Accuse di corruzione Aleksander Smirnov, l'ex talpa dell'FBI che accusava Biden, confessa: «Aiutato dagli 007 russi»

SDA

21.2.2024 - 20:41

L'ombra del Cremlino si allunga nuovamente sulle elezioni americane, dopo le pesanti interferenze del 2016 e del 2020. Alexander Smirnov, ex talpa dell'FBI, ora in carcere, ha confessato che è stato aiutato dal servizi segreti russi per accusare, con informazioni false, Biden padre e figlio.

Un particolare dell'edificio dell'FBI di J. Edgar Hoover a Washington, DC, il 16 agosto 2023.
Un particolare dell'edificio dell'FBI di J. Edgar Hoover a Washington, DC, il 16 agosto 2023.
IMAGO/Sipa USA

Keystone-SDA

Aleksander Smirnov, un ex informatore dell'Fbi arrestato e incriminato recentemente per aver mentito all'Fbi e inventato false accuse di corruzione in Ucraina contro il presidente americano Joe Biden e suo figlio Hunter, ha confessato di aver ricevuto alla fine del 2023 informazioni da dirigenti dell'intelligence russa per infangare entrambi.

Una notizia esplosiva, che suggerisce un intervento a gamba tesa di Mosca nella campagna elettorale americana e solleva sospetti inquietanti su una regia di Vladimir Putin: per azzoppare Biden, benché abbia detto di preferirlo (è «più preparato e più prevedibile») e favorire Donald Trump che, pur lodando il coraggio di Alexei Navalny – cui ha osato paragonarsi come perseguitato politico – si è ben guardato dall'accusare lo zar.

Di cosa è accusato Smirnov?

I pubblici ministeri accusano invece Smirnov di aver «preso di mira il presunto candidato di uno dei due principali partiti politici degli Stati Uniti» e di aver «propagato attivamente nuove menzogne (dopo quelle del 2020, ndr) che potrebbero avere un impatto sulle elezioni statunitensi»,

Il tutto con ricadute che «continuano a farsi sentire fino ad oggi»: un evidente riferimento alla controversa indagine di impeachment lanciata dai repubblicani contro il presidente e la sua presunta complicità nei controversi affari del figlio Hunter e del fratello James, primo familiare oggi chiamato a deporre alla Camera a porte chiuse.

Un'indagine che rischia di crollare come un castello di carte, dato che Smirnov è uno dei testimoni chiave.

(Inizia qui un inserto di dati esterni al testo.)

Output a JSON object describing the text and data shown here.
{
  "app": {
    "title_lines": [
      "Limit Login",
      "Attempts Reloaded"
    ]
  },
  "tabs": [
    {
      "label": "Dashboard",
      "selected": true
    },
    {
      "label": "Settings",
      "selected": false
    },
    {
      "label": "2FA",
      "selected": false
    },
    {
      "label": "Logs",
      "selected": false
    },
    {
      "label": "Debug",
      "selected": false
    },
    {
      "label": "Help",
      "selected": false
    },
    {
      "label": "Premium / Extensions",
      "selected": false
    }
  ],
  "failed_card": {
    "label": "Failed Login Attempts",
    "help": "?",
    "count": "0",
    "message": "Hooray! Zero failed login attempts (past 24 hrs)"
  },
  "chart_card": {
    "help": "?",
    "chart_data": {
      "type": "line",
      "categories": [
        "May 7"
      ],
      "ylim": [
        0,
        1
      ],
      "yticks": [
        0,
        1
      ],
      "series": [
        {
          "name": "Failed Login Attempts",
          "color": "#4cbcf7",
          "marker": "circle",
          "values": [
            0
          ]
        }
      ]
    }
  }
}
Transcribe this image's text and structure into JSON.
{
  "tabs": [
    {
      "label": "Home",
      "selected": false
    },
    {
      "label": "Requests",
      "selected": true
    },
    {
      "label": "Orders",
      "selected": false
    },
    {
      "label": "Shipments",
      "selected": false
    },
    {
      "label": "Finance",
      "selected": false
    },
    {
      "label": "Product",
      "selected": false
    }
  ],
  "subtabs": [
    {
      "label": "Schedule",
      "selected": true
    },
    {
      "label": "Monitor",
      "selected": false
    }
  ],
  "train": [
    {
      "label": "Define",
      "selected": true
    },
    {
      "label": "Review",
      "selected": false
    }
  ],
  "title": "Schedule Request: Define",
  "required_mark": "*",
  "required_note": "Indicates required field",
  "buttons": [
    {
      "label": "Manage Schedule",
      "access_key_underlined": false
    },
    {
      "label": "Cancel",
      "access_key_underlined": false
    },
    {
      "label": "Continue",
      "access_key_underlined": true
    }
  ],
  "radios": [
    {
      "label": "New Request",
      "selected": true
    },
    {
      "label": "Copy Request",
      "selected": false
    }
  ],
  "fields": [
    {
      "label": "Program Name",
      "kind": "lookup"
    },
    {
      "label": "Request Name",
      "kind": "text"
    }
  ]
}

Incontri ad alto livello con 007 russi per Smirnov

L'ex talpa ha raccontato di aver avuto contatti «estesi ed estremamente recenti» con «quattro alti dirigenti russi» dell'intelligence, due dei quali «sono i capi delle entità che rappresentano». Gli ultimi incontri risalirebbero a novembre e dicembre 2023.

Una delle sue false storie raccontate all'Fbi lo scorso settembre è che gli 007 russi avevano registrato alcune telefonate fatte da Hunter Biden in un hotel di Kiev e che le avrebbero potute usare nelle elezioni 2024 come «kompromat», termine russo per indicare materiale compromettente utilizzabile a scopo di ricatto.

Peccato che il figlio del presidente non abbia mai viaggiato in Ucraina nel periodo delle presunte chiamate.

Concessi gli arresti domiciliari

Gli sviluppi sono emersi in una udienza in cui i procuratori pubblici si sono opposti al rilascio di Smirnov, ammonendo che grazie ai suoi contatti con diverse agenzie di intelligence straniere potrebbe fuggire.

Il giudice però gli ha concesso la libertà condizionale imponendogli il braccialetto elettronico e trattenendo i suoi due passaporti (americano e israeliano).

L'ex informatore dell'Fbi è stato incriminato per aver mentito sul presunto coinvolgimento di Joe Biden e di Hunter nelle attività della società energetica ucraina Burisma, quando il primo era vicepresidente e il secondo sedeva nel board della compagnia a 50'000 dollari al mese.

Le falsità raccontate

Secondo l'accusa, nel 2020 Smirnov riferì falsamente due incontri del 2015 o 2016 in cui dirigenti associati a Burisma gli avrebbero detto di aver assunto Hunter Biden per «proteggerci, attraverso suo padre, da ogni tipo di problema».

Falso anche che i dirigenti della società energetica abbiano pagato 5 milioni di dollari ciascuno a Joe e Hunter Biden in modo che il figlio «si prendesse cura di tutte quelle questioni attraverso suo padre».

Un riferimento questo a un'indagine penale su Burisma dell'allora procuratore generale ucraino Viktor Shokin, poi silurato su richiesta dello stesso Joe Biden – ma anche dei paesi occidentali – per presunta corruzione.